“Journalists are increasingly becoming the audience and the audience is increasingly becoming the journalist,” said Matthew LaPlante on Thursday, October 26. KUER’s own Radio West was recorded in the Hinkley Institute of Politics and the topic of the show was how journalism is shifting and how it’s affecting the audience. Doug Fabrizio hosted the show alond side the panel of four others: Matthew Ingram, a senior writer at GigaOM.com; Holly Mullen, a writer and former reporter; Matthew LaPlante, a journalism instructor at Utah Sate; and Holly Richardson, a member of the Utah House of Representatives and an active blogger.
The way citizens receive information is changing. Journalism used to be an article about every event, but now even Jeff Jarvis, an American journalist, is saying, “Today an article is no longer needed for every event.” What that means is now piece of information or journalism might be a tweet or a Facebook status instead of a well-written and edited news article. News is now on a 24-hour cycle and it can no longer be an industry where news and stories are only updates every morning when the paper comes out. If a person wants information about anything they are able to get on the Internet and find it out. Ingram said, “We are turning the Internet into a small town where everyone knows everything.”
Because everyone knows everything, journalists have had to change the way that they interact with their audience by making news a process and not a product.
“The relationship between journalist and the audience was fundamentally disconnected”, said Ingram with the concurrence of Mullen and Richardson. Before the wave of social media, a story was written and then unless a journalist got a letter from a citizen it was done. Now when a journalist writes a story, they get an immense amount of feedback within minutes from their readers. This change has made the journalists more accountable for their information put out. Kate VanWagoner, a senior communication major at the University of Utah said she believes that, “Journalism has reached a new level of efficiency.”

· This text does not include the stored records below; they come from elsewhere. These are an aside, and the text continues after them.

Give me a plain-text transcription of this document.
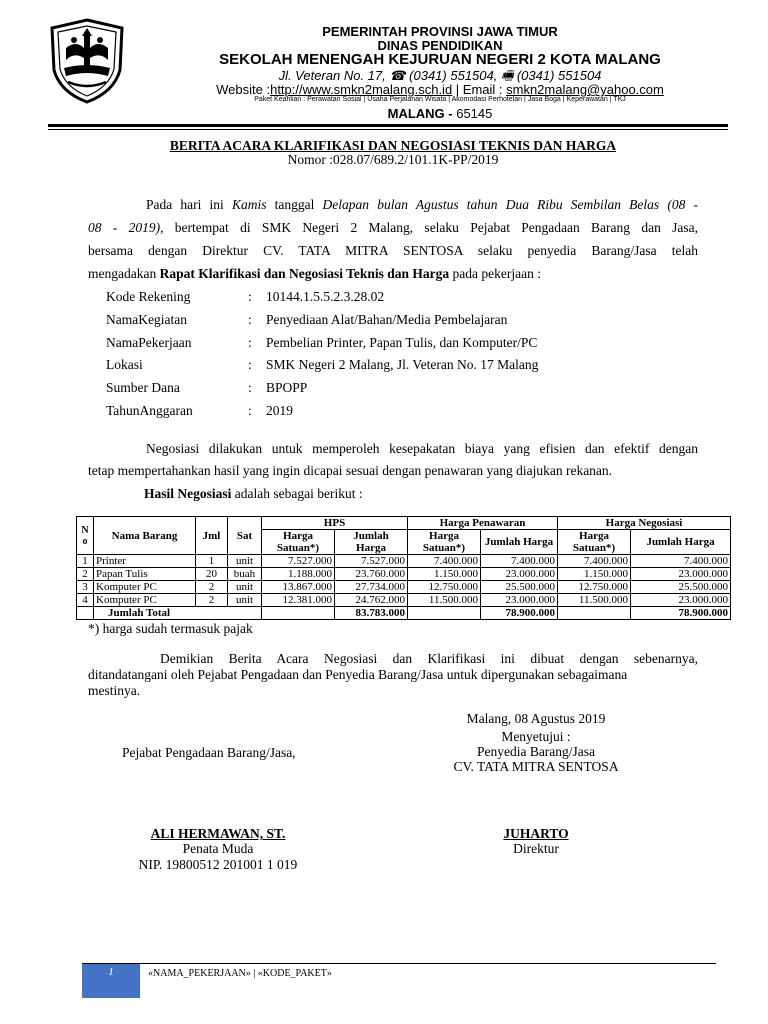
PEMERINTAH PROVINSI JAWA TIMUR
DINAS PENDIDIKAN
SEKOLAH MENENGAH KEJURUAN NEGERI 2 KOTA MALANG
Jl. Veteran No. 17, ☎ (0341) 551504, 🖷 (0341) 551504
Website :http://www.smkn2malang.sch.id | Email : smkn2malang@yahoo.com
Paket Keahlian : Perawatan Sosial | Usaha Perjalanan Wisata | Akomodasi Perhotelan | Jasa Boga | Keperawatan | TKJ
MALANG - 65145
BERITA ACARA KLARIFIKASI DAN NEGOSIASI TEKNIS DAN HARGA
Nomor :028.07/689.2/101.1K-PP/2019
Pada hari ini Kamis tanggal Delapan bulan Agustus tahun Dua Ribu Sembilan Belas (08 -
08 - 2019), bertempat di SMK Negeri 2 Malang, selaku Pejabat Pengadaan Barang dan Jasa,
bersama dengan Direktur CV. TATA MITRA SENTOSA selaku penyedia Barang/Jasa telah
mengadakan Rapat Klarifikasi dan Negosiasi Teknis dan Harga pada pekerjaan :
Kode Rekening	: 10144.1.5.5.2.3.28.02
NamaKegiatan	: Penyediaan Alat/Bahan/Media Pembelajaran
NamaPekerjaan	: Pembelian Printer, Papan Tulis, dan Komputer/PC
Lokasi	: SMK Negeri 2 Malang, Jl. Veteran No. 17 Malang
Sumber Dana	: BPOPP
TahunAnggaran	: 2019
Negosiasi dilakukan untuk memperoleh kesepakatan biaya yang efisien dan efektif dengan
tetap mempertahankan hasil yang ingin dicapai sesuai dengan penawaran yang diajukan rekanan.
Hasil Negosiasi adalah sebagai berikut :
N o	Nama Barang	Jml	Sat	HPS		Harga Penawaran		Harga Negosiasi	
				Harga Satuan*)	Jumlah Harga	Harga Satuan*)	Jumlah Harga	Harga Satuan*)	Jumlah Harga
1	Printer	1	unit	7.527.000	7.527.000	7.400.000	7.400.000	7.400.000	7.400.000
2	Papan Tulis	20	buah	1.188.000	23.760.000	1.150.000	23.000.000	1.150.000	23.000.000
3	Komputer PC	2	unit	13.867.000	27.734.000	12.750.000	25.500.000	12.750.000	25.500.000
4	Komputer PC	2	unit	12.381.000	24.762.000	11.500.000	23.000.000	11.500.000	23.000.000
	Jumlah Total				83.783.000		78.900.000		78.900.000
*) harga sudah termasuk pajak
Demikian Berita Acara Negosiasi dan Klarifikasi ini dibuat dengan sebenarnya,
ditandatangani oleh Pejabat Pengadaan dan Penyedia Barang/Jasa untuk dipergunakan sebagaimana
mestinya.
Malang, 08 Agustus 2019
Menyetujui :
Pejabat Pengadaan Barang/Jasa,	Penyedia Barang/Jasa
CV. TATA MITRA SENTOSA
ALI HERMAWAN, ST.
Penata Muda
NIP. 19800512 201001 1 019
JUHARTO
Direktur
1	«NAMA_PEKERJAAN» | «KODE_PAKET»
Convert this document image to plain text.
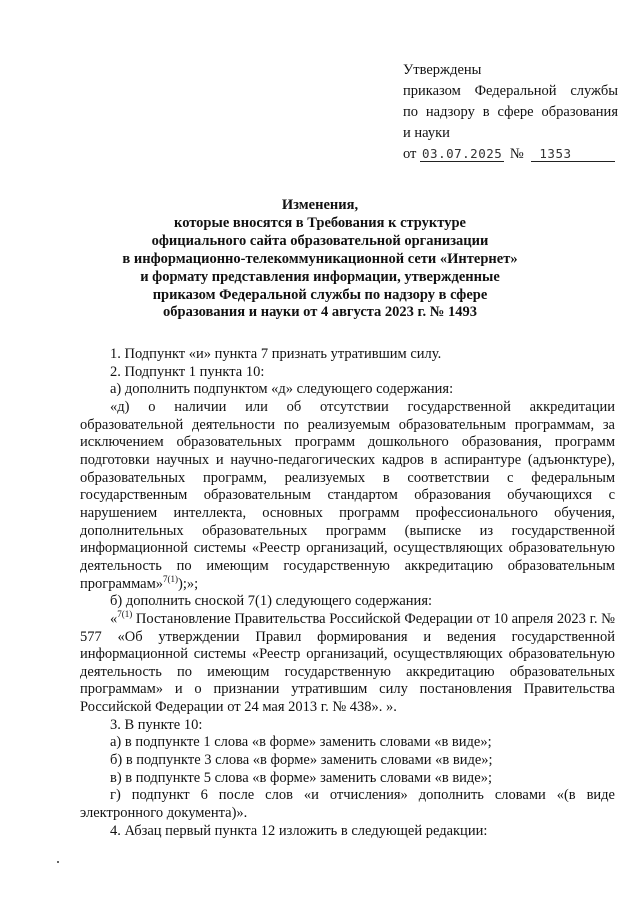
Утверждены
приказом Федеральной службы
по надзору в сфере образования
и науки
от 03.07.2025 № 1353
Изменения,
которые вносятся в Требования к структуре
официального сайта образовательной организации
в информационно-телекоммуникационной сети «Интернет»
и формату представления информации, утвержденные
приказом Федеральной службы по надзору в сфере
образования и науки от 4 августа 2023 г. № 1493

1. Подпункт «и» пункта 7 признать утратившим силу.

2. Подпункт 1 пункта 10:

а) дополнить подпунктом «д» следующего содержания:

«д) о наличии или об отсутствии государственной аккредитации образовательной деятельности по реализуемым образовательным программам, за исключением образовательных программ дошкольного образования, программ подготовки научных и научно-педагогических кадров в аспирантуре (адъюнктуре), образовательных программ, реализуемых в соответствии с федеральным государственным образовательным стандартом образования обучающихся с нарушением интеллекта, основных программ профессионального обучения, дополнительных образовательных программ (выписке из государственной информационной системы «Реестр организаций, осуществляющих образовательную деятельность по имеющим государственную аккредитацию образовательным программам»$^{7(1)}$);»;

б) дополнить сноской 7(1) следующего содержания:

«$^{7(1)}$ Постановление Правительства Российской Федерации от 10 апреля 2023 г. № 577 «Об утверждении Правил формирования и ведения государственной информационной системы «Реестр организаций, осуществляющих образовательную деятельность по имеющим государственную аккредитацию образовательных программам» и о признании утратившим силу постановления Правительства Российской Федерации от 24 мая 2013 г. № 438». ».

3. В пункте 10:

а) в подпункте 1 слова «в форме» заменить словами «в виде»;

б) в подпункте 3 слова «в форме» заменить словами «в виде»;

в) в подпункте 5 слова «в форме» заменить словами «в виде»;

г) подпункт 6 после слов «и отчисления» дополнить словами «(в виде электронного документа)».

4. Абзац первый пункта 12 изложить в следующей редакции:
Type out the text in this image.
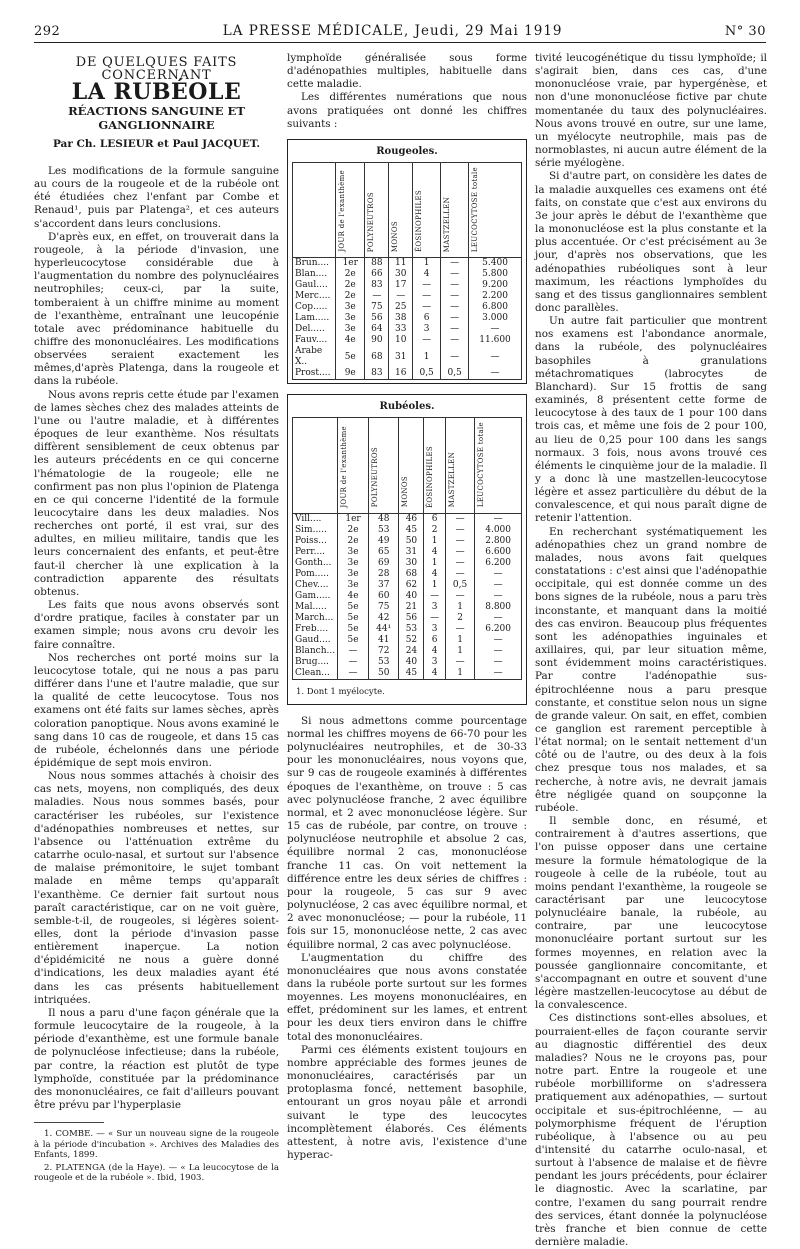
292	LA PRESSE MÉDICALE, Jeudi, 29 Mai 1919	N° 30
DE QUELQUES FAITS CONCERNANT
LA RUBÉOLE
RÉACTIONS SANGUINE ET GANGLIONNAIRE
Par Ch. LESIEUR et Paul JACQUET.

Les modifications de la formule sanguine au cours de la rougeole et de la rubéole ont été étudiées chez l'enfant par Combe et Renaud¹, puis par Platenga², et ces auteurs s'accordent dans leurs conclusions.

D'après eux, en effet, on trouverait dans la rougeole, à la période d'invasion, une hyperleucocytose considérable due à l'augmentation du nombre des polynucléaires neutrophiles; ceux-ci, par la suite, tomberaient à un chiffre minime au moment de l'exanthème, entraînant une leucopénie totale avec prédominance habituelle du chiffre des mononucléaires. Les modifications observées seraient exactement les mêmes,d'après Platenga, dans la rougeole et dans la rubéole.

Nous avons repris cette étude par l'examen de lames sèches chez des malades atteints de l'une ou l'autre maladie, et à différentes époques de leur exanthème. Nos résultats diffèrent sensiblement de ceux obtenus par les auteurs précédents en ce qui concerne l'hématologie de la rougeole; elle ne confirment pas non plus l'opinion de Platenga en ce qui concerne l'identité de la formule leucocytaire dans les deux maladies. Nos recherches ont porté, il est vrai, sur des adultes, en milieu militaire, tandis que les leurs concernaient des enfants, et peut-être faut-il chercher là une explication à la contradiction apparente des résultats obtenus.

Les faits que nous avons observés sont d'ordre pratique, faciles à constater par un examen simple; nous avons cru devoir les faire connaître.

Nos recherches ont porté moins sur la leucocytose totale, qui ne nous a pas paru différer dans l'une et l'autre maladie, que sur la qualité de cette leucocytose. Tous nos examens ont été faits sur lames sèches, après coloration panoptique. Nous avons examiné le sang dans 10 cas de rougeole, et dans 15 cas de rubéole, échelonnés dans une période épidémique de sept mois environ.

Nous nous sommes attachés à choisir des cas nets, moyens, non compliqués, des deux maladies. Nous nous sommes basés, pour caractériser les rubéoles, sur l'existence d'adénopathies nombreuses et nettes, sur l'absence ou l'atténuation extrême du catarrhe oculo-nasal, et surtout sur l'absence de malaise prémonitoire, le sujet tombant malade en même temps qu'apparaît l'exanthème. Ce dernier fait surtout nous paraît caractéristique, car on ne voit guère, semble-t-il, de rougeoles, si légères soient-elles, dont la période d'invasion passe entièrement inaperçue. La notion d'épidémicité ne nous a guère donné d'indications, les deux maladies ayant été dans les cas présents habituellement intriquées.

Il nous a paru d'une façon générale que la formule leucocytaire de la rougeole, à la période d'exanthème, est une formule banale de polynucléose infectieuse; dans la rubéole, par contre, la réaction est plutôt de type lymphoïde, constituée par la prédominance des mononucléaires, ce fait d'ailleurs pouvant être prévu par l'hyperplasie

1. COMBE. — « Sur un nouveau signe de la rougeole à la période d'incubation ». Archives des Maladies des Enfants, 1899.

2. PLATENGA (de la Haye). — « La leucocytose de la rougeole et de la rubéole ». Ibid, 1903.

lymphoïde généralisée sous forme d'adénopathies multiples, habituelle dans cette maladie.

Les différentes numérations que nous avons pratiquées ont donné les chiffres suivants :

Rougeoles.
	JOUR de l'exanthème	POLYNEUTROS	MONOS	ÉOSINOPHILES	MASTZELLEN	LEUCOCYTOSE totale
Brun....	1er	88	11	1	—	5.400
Blan....	2e	66	30	4	—	5.800
Gaul....	2e	83	17	—	—	9.200
Merc....	2e	—	—	—	—	2.200
Cop.....	3e	75	25	—	—	6.800
Lam.....	3e	56	38	6	—	3.000
Del.....	3e	64	33	3	—	—
Fauv....	4e	90	10	—	—	11.600
Arabe X..	5e	68	31	1	—	—
Prost....	9e	83	16	0,5	0,5	—
Rubéoles.
	JOUR de l'exanthème	POLYNEUTROS	MONOS	ÉOSINOPHILES	MASTZELLEN	LEUCOCYTOSE totale
Vill....	1er	48	46	6	—	—
Sim.....	2e	53	45	2	—	4.000
Poiss...	2e	49	50	1	—	2.800
Perr....	3e	65	31	4	—	6.600
Gonth...	3e	69	30	1	—	6.200
Pom.....	3e	28	68	4	—	—
Chev....	3e	37	62	1	0,5	—
Gam.....	4e	60	40	—	—	—
Mal.....	5e	75	21	3	1	8.800
March...	5e	42	56	—	2	—
Freb....	5e	44¹	53	3	—	6.200
Gaud....	5e	41	52	6	1	—
Blanch...	—	72	24	4	1	—
Brug....	—	53	40	3	—	—
Clean...	—	50	45	4	1	—
1. Dont 1 myélocyte.

Si nous admettons comme pourcentage normal les chiffres moyens de 66-70 pour les polynucléaires neutrophiles, et de 30-33 pour les mononucléaires, nous voyons que, sur 9 cas de rougeole examinés à différentes époques de l'exanthème, on trouve : 5 cas avec polynucléose franche, 2 avec équilibre normal, et 2 avec mononucléose légère. Sur 15 cas de rubéole, par contre, on trouve : polynucléose neutrophile et absolue 2 cas, équilibre normal 2 cas, mononucléose franche 11 cas. On voit nettement la différence entre les deux séries de chiffres : pour la rougeole, 5 cas sur 9 avec polynucléose, 2 cas avec équilibre normal, et 2 avec mononucléose; — pour la rubéole, 11 fois sur 15, mononucléose nette, 2 cas avec équilibre normal, 2 cas avec polynucléose.

L'augmentation du chiffre des mononucléaires que nous avons constatée dans la rubéole porte surtout sur les formes moyennes. Les moyens mononucléaires, en effet, prédominent sur les lames, et entrent pour les deux tiers environ dans le chiffre total des mononucléaires.

Parmi ces éléments existent toujours en nombre appréciable des formes jeunes de mononucléaires, caractérisés par un protoplasma foncé, nettement basophile, entourant un gros noyau pâle et arrondi suivant le type des leucocytes incomplètement élaborés. Ces éléments attestent, à notre avis, l'existence d'une hyperac-

tivité leucogénétique du tissu lymphoïde; il s'agirait bien, dans ces cas, d'une mononucléose vraie, par hypergénèse, et non d'une mononucléose fictive par chute momentanée du taux des polynucléaires. Nous avons trouvé en outre, sur une lame, un myélocyte neutrophile, mais pas de normoblastes, ni aucun autre élément de la série myélogène.

Si d'autre part, on considère les dates de la maladie auxquelles ces examens ont été faits, on constate que c'est aux environs du 3e jour après le début de l'exanthème que la mononucléose est la plus constante et la plus accentuée. Or c'est précisément au 3e jour, d'après nos observations, que les adénopathies rubéoliques sont à leur maximum, les réactions lymphoïdes du sang et des tissus ganglionnaires semblent donc parallèles.

Un autre fait particulier que montrent nos examens est l'abondance anormale, dans la rubéole, des polynucléaires basophiles à granulations métachromatiques (labrocytes de Blanchard). Sur 15 frottis de sang examinés, 8 présentent cette forme de leucocytose à des taux de 1 pour 100 dans trois cas, et même une fois de 2 pour 100, au lieu de 0,25 pour 100 dans les sangs normaux. 3 fois, nous avons trouvé ces éléments le cinquième jour de la maladie. Il y a donc là une mastzellen-leucocytose légère et assez particulière du début de la convalescence, et qui nous paraît digne de retenir l'attention.

En recherchant systématiquement les adénopathies chez un grand nombre de malades, nous avons fait quelques constatations : c'est ainsi que l'adénopathie occipitale, qui est donnée comme un des bons signes de la rubéole, nous a paru très inconstante, et manquant dans la moitié des cas environ. Beaucoup plus fréquentes sont les adénopathies inguinales et axillaires, qui, par leur situation même, sont évidemment moins caractéristiques. Par contre l'adénopathie sus-épitrochléenne nous a paru presque constante, et constitue selon nous un signe de grande valeur. On sait, en effet, combien ce ganglion est rarement perceptible à l'état normal; on le sentait nettement d'un côté ou de l'autre, ou des deux à la fois chez presque tous nos malades, et sa recherche, à notre avis, ne devrait jamais être négligée quand on soupçonne la rubéole.

Il semble donc, en résumé, et contrairement à d'autres assertions, que l'on puisse opposer dans une certaine mesure la formule hématologique de la rougeole à celle de la rubéole, tout au moins pendant l'exanthème, la rougeole se caractérisant par une leucocytose polynucléaire banale, la rubéole, au contraire, par une leucocytose mononucléaire portant surtout sur les formes moyennes, en relation avec la poussée ganglionnaire concomitante, et s'accompagnant en outre et souvent d'une légère mastzellen-leucocytose au début de la convalescence.

Ces distinctions sont-elles absolues, et pourraient-elles de façon courante servir au diagnostic différentiel des deux maladies? Nous ne le croyons pas, pour notre part. Entre la rougeole et une rubéole morbilliforme on s'adressera pratiquement aux adénopathies, — surtout occipitale et sus-épitrochléenne, — au polymorphisme fréquent de l'éruption rubéolique, à l'absence ou au peu d'intensité du catarrhe oculo-nasal, et surtout à l'absence de malaise et de fièvre pendant les jours précédents, pour éclairer le diagnostic. Avec la scarlatine, par contre, l'examen du sang pourrait rendre des services, étant donnée la polynucléose très franche et bien connue de cette dernière maladie.
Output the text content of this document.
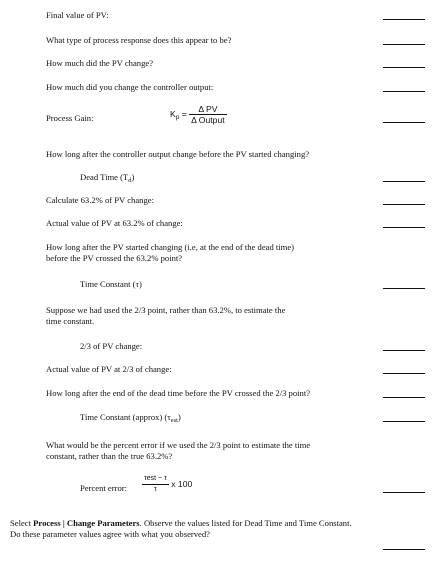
Final value of PV:
What type of process response does this appear to be?
How much did the PV change?
How much did you change the controller output:
Process Gain:	$K_p = \frac{\text{Δ PV}}{\text{Δ Output}}$
How long after the controller output change before the PV started changing?
Dead Time $(T_d)$
Calculate 63.2% of PV change:
Actual value of PV at 63.2% of change:
How long after the PV started changing (i.e, at the end of the dead time)
before the PV crossed the 63.2% point?
Time Constant (τ)
Suppose we had used the 2/3 point, rather than 63.2%, to estimate the
time constant.
2/3 of PV change:
Actual value of PV at 2/3 of change:
How long after the end of the dead time before the PV crossed the 2/3 point?
Time Constant (approx) $(\tau_{est})$
What would be the percent error if we used the 2/3 point to estimate the time
constant, rather than the true 63.2%?
Percent error: $\frac{\text{τest − τ}}{\tau}$ x 100
Select Process | Change Parameters. Observe the values listed for Dead Time and Time Constant.
Do these parameter values agree with what you observed?
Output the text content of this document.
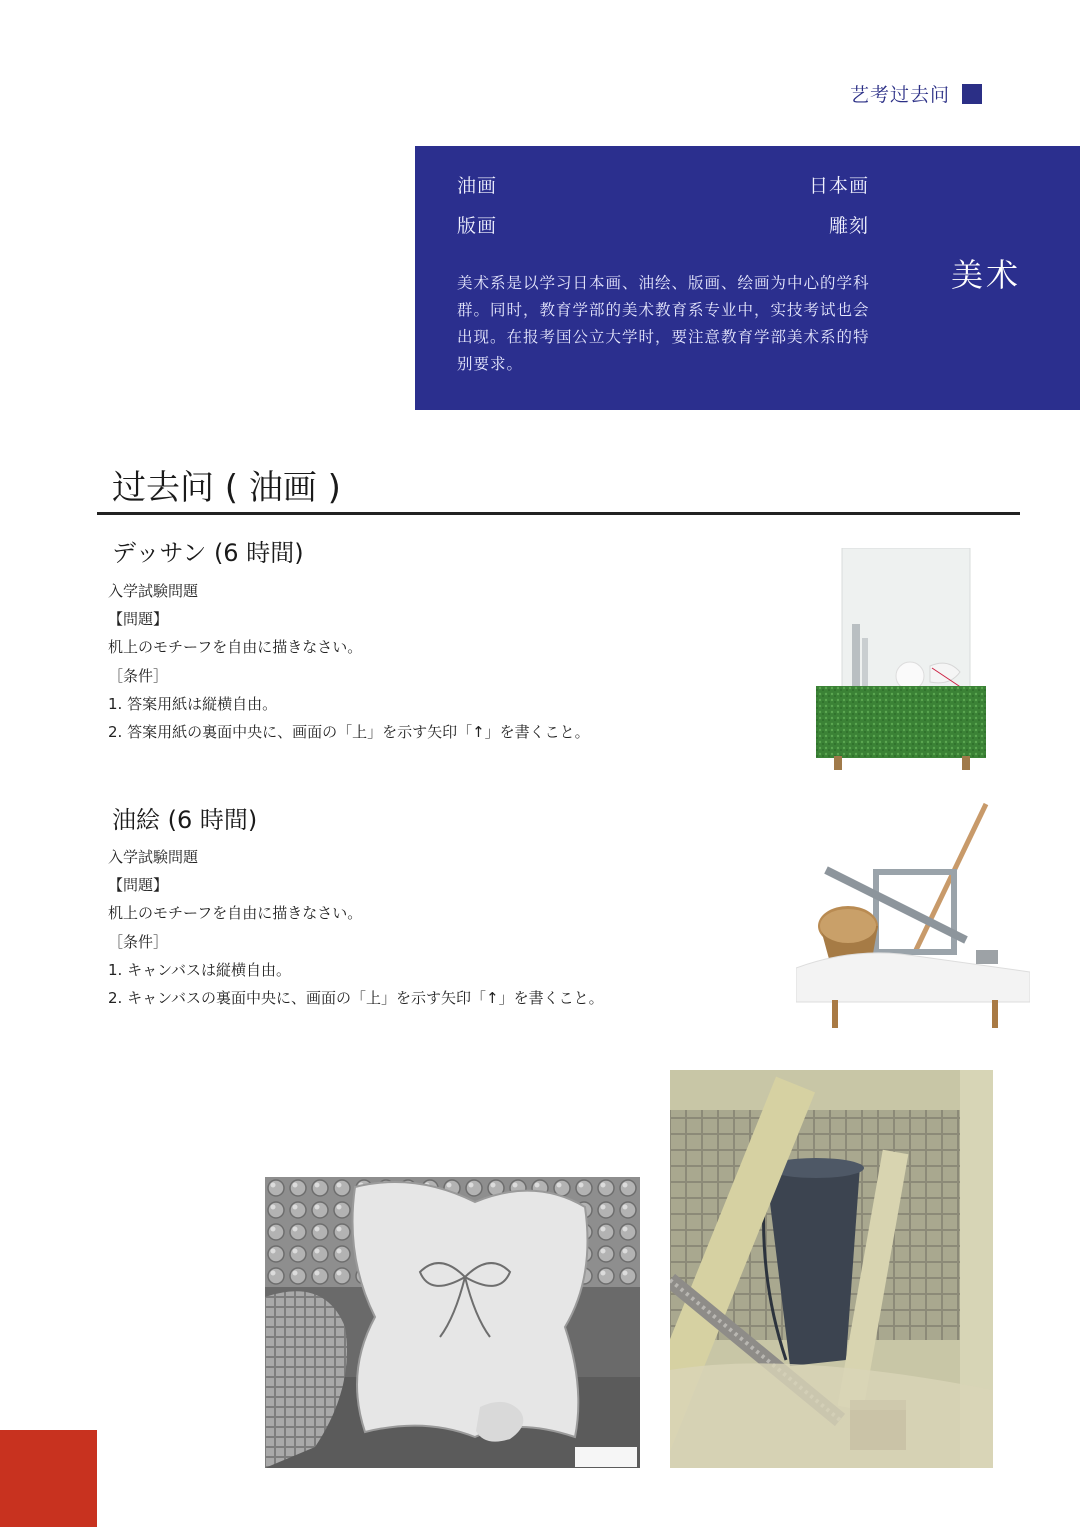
艺考过去问
油画	日本画
版画	雕刻
美术系是以学习日本画、油绘、版画、绘画为中心的学科群。同时，教育学部的美术教育系专业中，实技考试也会出现。在报考国公立大学时，要注意教育学部美术系的特别要求。
美术
过去问 ( 油画 )
デッサン (6 時間)
入学試験問題
【問題】
机上のモチーフを自由に描きなさい。
［条件］
1. 答案用紙は縦横自由。
2. 答案用紙の裏面中央に、画面の「上」を示す矢印「↑」を書くこと。
油絵 (6 時間)
入学試験問題
【問題】
机上のモチーフを自由に描きなさい。
［条件］
1. キャンバスは縦横自由。
2. キャンバスの裏面中央に、画面の「上」を示す矢印「↑」を書くこと。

Social media is still a work in progress and therefore is still having many hiccups and discussions along the way. With Facebook and Twitter anyone can be a journalist, but discussed in the show is, is it necessary to be a card-carrying journalist anymore? Richarson who had no college training to be a journalist said she feels a person doesn’t have to have the training of a college degree because a person can simply teach themselves. Mullen, on the other side, said she believes that having a degree and learning techniques in college in order to write is extremely important and society will never lose the appreciation for it. Traditional journalists or card-carrying journalists will always have a place in journalism, but now so do citizen journalists.
Citizen journalists report information to citizens every day because the traditional journalist can even submit a story on the same event and that is how journalism is changing. Citizen journalists are everywhere and continue to grow everyday.
When the panel of guests were asked how to be a citizen journalist the answer was to be interesting, relevant, factual and above all seek the truth and report it.
Emily Dunn, a junior communication major at the University of Utah said, I would consider myself a citizen journalist, but I’m still taking the appropriate steps in order to get an education to learn everything that I possibly can.”
Journalism is an ever-changing industry and LaPlante put it best that we are democratizing the system of journalism by having the audience become the journalist and the journalists become the audience.